GIOVANNA MARINI
Ignazio Macchiarella et Giovanna
Marini
Actes Sud – ISBN : 978-2-7427-6468-6
Cet imposant ouvrage publié chez Actes sud
est dédié à la vie et à l’oeuvre de Giovanna
Marini, l’une des plus importantes figures
de la recherche et de la réinterprétation des
chants populaires italiens. Composé de deux livres et d’un disque
compact réunissant près de 20 enregistrements de spectacle, il
retrace les multiples facettes de son oeuvre.
La première partie, « Il canto necessario » (le chant nécessaire) est
un hommage biographique de l’ethnomusicologue Ignazio Macchiarella.
Il raconte ses années de formation classique (diplômée
de guitare, elle se destine à une carrière de concertiste), son entrée
dans les milieux intellectuels romains et la rencontre fondatrice
avec Pier Paolo Pasolini qui l’initie aux musiques populaires, ses
incessantes et abondantes recherches et son travail d’interprète et
de compositrice talentueuse.
Durant ces années, Marini est aussi une pédagogue passionnée.
Avec ses élèves de Rome et de Paris 8, elle effectue de nombreux
voyages en Sicile, en Sardaigne et dans le reste de l’Italie, à la
découverte des répertoires populaires.
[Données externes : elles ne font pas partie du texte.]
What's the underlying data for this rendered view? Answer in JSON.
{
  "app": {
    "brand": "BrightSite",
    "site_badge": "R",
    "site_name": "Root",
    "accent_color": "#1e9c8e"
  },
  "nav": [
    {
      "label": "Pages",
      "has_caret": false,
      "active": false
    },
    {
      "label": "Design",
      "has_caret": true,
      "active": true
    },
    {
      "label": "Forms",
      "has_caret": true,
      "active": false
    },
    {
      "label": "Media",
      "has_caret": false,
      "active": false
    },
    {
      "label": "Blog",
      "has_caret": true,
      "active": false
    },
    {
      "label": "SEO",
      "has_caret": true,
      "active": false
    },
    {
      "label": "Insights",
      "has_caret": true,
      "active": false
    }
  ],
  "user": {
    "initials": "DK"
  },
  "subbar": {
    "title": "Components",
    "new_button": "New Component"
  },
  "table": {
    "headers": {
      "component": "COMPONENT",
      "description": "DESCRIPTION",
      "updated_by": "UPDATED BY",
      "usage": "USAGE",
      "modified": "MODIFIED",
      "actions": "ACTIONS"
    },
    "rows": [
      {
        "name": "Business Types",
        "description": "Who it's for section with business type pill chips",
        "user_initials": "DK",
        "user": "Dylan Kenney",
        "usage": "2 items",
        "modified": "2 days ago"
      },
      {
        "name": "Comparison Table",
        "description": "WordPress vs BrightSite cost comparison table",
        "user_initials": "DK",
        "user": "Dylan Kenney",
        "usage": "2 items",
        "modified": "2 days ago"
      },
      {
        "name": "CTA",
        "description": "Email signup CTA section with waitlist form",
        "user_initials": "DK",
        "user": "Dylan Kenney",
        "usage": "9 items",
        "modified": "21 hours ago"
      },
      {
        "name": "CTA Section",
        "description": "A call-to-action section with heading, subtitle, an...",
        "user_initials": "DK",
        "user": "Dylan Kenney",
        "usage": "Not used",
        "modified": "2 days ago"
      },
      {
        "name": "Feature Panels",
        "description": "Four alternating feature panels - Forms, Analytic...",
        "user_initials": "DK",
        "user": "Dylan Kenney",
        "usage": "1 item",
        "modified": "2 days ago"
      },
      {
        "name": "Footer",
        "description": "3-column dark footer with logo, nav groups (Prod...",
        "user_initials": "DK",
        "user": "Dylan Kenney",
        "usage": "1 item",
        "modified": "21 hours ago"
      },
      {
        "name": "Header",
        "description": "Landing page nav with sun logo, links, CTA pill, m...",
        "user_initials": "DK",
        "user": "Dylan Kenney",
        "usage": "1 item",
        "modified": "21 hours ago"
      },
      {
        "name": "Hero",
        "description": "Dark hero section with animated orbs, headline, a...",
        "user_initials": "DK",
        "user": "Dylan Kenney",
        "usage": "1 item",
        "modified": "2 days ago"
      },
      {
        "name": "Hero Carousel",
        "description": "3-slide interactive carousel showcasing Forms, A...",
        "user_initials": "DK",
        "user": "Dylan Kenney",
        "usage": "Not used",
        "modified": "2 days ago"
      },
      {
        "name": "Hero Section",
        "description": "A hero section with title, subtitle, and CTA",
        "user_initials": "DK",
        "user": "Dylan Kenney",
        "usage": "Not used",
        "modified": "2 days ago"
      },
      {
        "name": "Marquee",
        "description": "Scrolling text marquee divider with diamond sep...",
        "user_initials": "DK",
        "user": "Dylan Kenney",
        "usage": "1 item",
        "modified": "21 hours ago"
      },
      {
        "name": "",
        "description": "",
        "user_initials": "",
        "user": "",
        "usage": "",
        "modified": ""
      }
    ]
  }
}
C’est cette expérience
qu’elle retrace dans la deuxième partie de cet ouvrage, intitulée
« Raccontar-cantando. Cantare viaggiando » (Raconter en chantant.
Chanter en voyageant). Les récits de voyages donnent lieu à
des descriptions ethnographiques, ponctuées d’anecdotes savoureuses
et d’analyses précises. Enfin, Giovanna Marini dédie un
chapitre à répondre aux nombreuses questions de ses élèves sur
un pan d’histoire sociale de la musique qu’elle a connu de près.
Grande interprète, Giovanna Marini est aussi une conteuse de
grand talent. Cet ouvrage donne la part belle aux « racconti », ces
récits qui ponctuent les cantates et autres récitals.
Regards croisés, hommages, narrations de spectacles, récits d’expériences
et témoignages d’amis retracent l’oeuvre riche et puissante
de Giovanna Marini…
LE SENS DU SON
Musiques traditionnelles et expression
populaire
Après son monumental dictionnaire thématique
des Musiques du Monde (Fayard, 2002),
Etienne Bours nous invite cette fois dans une
quête passionnante, celle du « Sens du son »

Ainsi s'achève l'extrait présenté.